Spanish mathematician (born 1992)

María Cumplido Cabello (25 April 1992) is a Spanish mathematician and researcher who in 2020 was awarded the Vicent Caselles Mathematical Research Prize of the Royal Spanish Mathematical Society.

== Career ==
Cumplido was born in the Santa Rosa-Valdeolleros neighborhood of Córdoba, Spain. She graduated in Mathematics from the University of Seville and spent a year at the Pierre and Marie Curie University in Paris.

She obtained a master's degree in Advanced Mathematics at the University of Seville and a Collaboration Scholarship from the Ministry of Education in the Department of Algebra. He also received a scholarship from the Ministry of Education in the Department of Algebra and was awarded a scholarship to study mathematics at the University of Seville, where she studied for a year.
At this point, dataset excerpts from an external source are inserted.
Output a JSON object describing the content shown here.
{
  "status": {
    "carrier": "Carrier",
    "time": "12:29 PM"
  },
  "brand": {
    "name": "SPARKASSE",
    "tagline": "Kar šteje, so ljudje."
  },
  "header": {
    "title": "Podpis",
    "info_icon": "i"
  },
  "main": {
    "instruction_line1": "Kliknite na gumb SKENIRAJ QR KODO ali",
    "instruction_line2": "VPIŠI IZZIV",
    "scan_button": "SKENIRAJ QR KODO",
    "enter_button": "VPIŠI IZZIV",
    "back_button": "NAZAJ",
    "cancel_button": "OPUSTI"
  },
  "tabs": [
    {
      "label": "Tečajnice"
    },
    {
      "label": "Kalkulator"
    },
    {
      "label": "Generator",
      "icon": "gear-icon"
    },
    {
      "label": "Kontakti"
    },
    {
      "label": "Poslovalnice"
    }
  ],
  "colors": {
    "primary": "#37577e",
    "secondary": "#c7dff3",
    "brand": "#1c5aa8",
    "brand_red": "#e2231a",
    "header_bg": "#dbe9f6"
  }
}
She received her PhD from the University of Seville and from the University of Rennes. She was recognized for her thesis. Cumplido was a postdoctoral researcher at the University of Burgundy in Dijon and spent a month research stay in Oaxaca, Mexico. In October 2019 she became a postdoctoral researcher at Heriot-Watt University in Edinburgh. She has also worked at the Complutense University of Madrid and is currently a postdoctoral researcher at the University of Seville.

She has focused her research in the field of geometric group theory and has succeeded in generalizing geometric and topological results on braid groups to the algebraic context of Artin-Tits groups of spherical type, thus solving a mathematical problem that had been unsolved for 20 years. This field of research is potentially applicable in cryptography and computer security.

== Awards ==
In 2018 she won the second prize of the Rennes 1 Foundation for the best thesis in Mathematics and Science and Information and Communication Technologies.

In 2020 she was one of six young mathematicians to receive the Vicent Caselles Mathematical Research Award of the Spanish Royal Mathematical Society and the BBVA Foundation.